Tourists attending the 48th annual Smithsonian Folklife Festival will encounter the vivid cultures of China and Kenya. Additionally, this year’s Festival will feature a special concert to commemorate the legacy of the late Pete Seeger (1919-2014) a popular folk singer, songwriter and anti-war activist.
The annual Folklife Festival, which began in 1967, introduces diverse American cultures across the nation and from our various global neighbors; therefore, every summer for two weeks on the National Mall, rain or shine, more than 1 million visitors attend. The Festival is co-sponsored by the National Park Service
The Festival will be held Wednesday, June 25, through Sunday, June 29, and Wednesday, July 2, through Sunday, July 6, outdoors on the National Mall between Seventh and 14th streets. Admission is free. Festival hours are from 11 a.m. to 5:30 p.m. each day, special evening events begin at 6 p.m.
Visitors will also see a “flower plaque,” a decorative bamboo structure that celebrates the culture of southern China. At 112 feet wide and 34 feet high, the Festival’s flower plaque is one of the largest structures in Festival history.
Alongside the flower plaque visitors can visit the Moonrise Pavilion and see daily theater, song and dance performances. Nearby, visitors of all ages can fly a kite or visit the Family Style tent where they can try calligraphy, play a game, learn Chinese phrases or dance.
“China: Tradition and the Art of Living” will feature 120 participants from the world’s most populous country. Artists, dancers, craftspeople and cooks will share and celebrate the customs and traditions from every part of this enormous and very diverse land.

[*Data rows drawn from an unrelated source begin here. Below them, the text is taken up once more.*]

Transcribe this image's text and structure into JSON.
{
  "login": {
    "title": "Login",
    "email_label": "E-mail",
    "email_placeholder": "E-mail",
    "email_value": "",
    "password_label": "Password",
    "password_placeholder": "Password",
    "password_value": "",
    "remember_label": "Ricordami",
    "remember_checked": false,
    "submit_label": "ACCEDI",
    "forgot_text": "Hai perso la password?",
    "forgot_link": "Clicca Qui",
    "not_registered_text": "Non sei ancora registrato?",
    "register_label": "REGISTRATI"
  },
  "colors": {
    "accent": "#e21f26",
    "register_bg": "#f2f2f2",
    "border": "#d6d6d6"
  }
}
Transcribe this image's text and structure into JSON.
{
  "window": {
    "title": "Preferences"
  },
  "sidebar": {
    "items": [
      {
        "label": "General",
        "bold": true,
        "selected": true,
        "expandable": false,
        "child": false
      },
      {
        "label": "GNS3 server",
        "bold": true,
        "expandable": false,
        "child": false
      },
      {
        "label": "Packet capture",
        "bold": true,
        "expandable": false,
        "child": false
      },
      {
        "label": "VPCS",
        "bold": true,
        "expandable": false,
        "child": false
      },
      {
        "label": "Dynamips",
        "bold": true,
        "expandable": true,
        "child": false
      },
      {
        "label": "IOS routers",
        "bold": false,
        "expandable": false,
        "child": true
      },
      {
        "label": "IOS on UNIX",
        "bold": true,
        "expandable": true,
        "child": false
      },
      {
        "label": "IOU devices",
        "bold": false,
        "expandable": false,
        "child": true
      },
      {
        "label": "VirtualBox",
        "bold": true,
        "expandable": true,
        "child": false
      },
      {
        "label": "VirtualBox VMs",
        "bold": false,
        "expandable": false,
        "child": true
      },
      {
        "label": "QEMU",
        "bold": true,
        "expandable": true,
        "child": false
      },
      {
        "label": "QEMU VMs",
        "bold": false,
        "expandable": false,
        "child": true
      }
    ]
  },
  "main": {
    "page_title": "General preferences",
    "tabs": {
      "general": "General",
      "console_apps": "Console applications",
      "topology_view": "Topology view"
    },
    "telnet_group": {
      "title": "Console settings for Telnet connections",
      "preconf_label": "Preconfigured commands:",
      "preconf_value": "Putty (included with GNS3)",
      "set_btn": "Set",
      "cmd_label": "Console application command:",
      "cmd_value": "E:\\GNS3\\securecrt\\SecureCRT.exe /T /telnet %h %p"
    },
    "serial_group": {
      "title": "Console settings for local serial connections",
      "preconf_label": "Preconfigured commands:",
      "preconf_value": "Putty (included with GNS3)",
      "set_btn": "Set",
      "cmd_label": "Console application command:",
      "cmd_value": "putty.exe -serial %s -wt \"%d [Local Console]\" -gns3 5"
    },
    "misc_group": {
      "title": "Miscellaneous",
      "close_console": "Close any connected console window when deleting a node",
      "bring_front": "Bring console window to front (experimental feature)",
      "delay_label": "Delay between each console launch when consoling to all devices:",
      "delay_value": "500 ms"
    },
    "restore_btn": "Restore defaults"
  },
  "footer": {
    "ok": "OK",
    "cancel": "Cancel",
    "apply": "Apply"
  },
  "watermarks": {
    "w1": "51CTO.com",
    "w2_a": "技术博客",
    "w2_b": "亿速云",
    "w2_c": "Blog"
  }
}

The Smithsonian celebrates the traditions of Kenya and its people with the 2014 Folklife Festival program “Kenya: Mambo Poa.” The program will feature more than 80 participants, including athletes, wildlife experts, archaeologists and artists focused on the East African country’s heritage
Visitors of all ages can play a Kenyan game, learn a song or dance and make a beaded bracelet or toy out of recycled materials. In the Flavors of Kenya tent, visitors can watch how cooks from several communities use traditional ingredients to create the dishes eaten in Kenyan homes today. .
A Festival highlight will be a newly commissioned sculpture by internationally renowned artist Elkana Ong’esa that embodies the country’s commitment to animal conservation Visitors will be able to watch participants construct a small free-form modular house made out of recycled materials.
Some of the oldest artifacts from human communities have been discovered in Kenya, making the East African country truly a cradle of humanity dating back to prehistoric times. This year is the fiftieth anniversary of Kenya's independence form the British Empire, and Kenyan's want the world to keep their hands off of their elephants by stopping the poaching.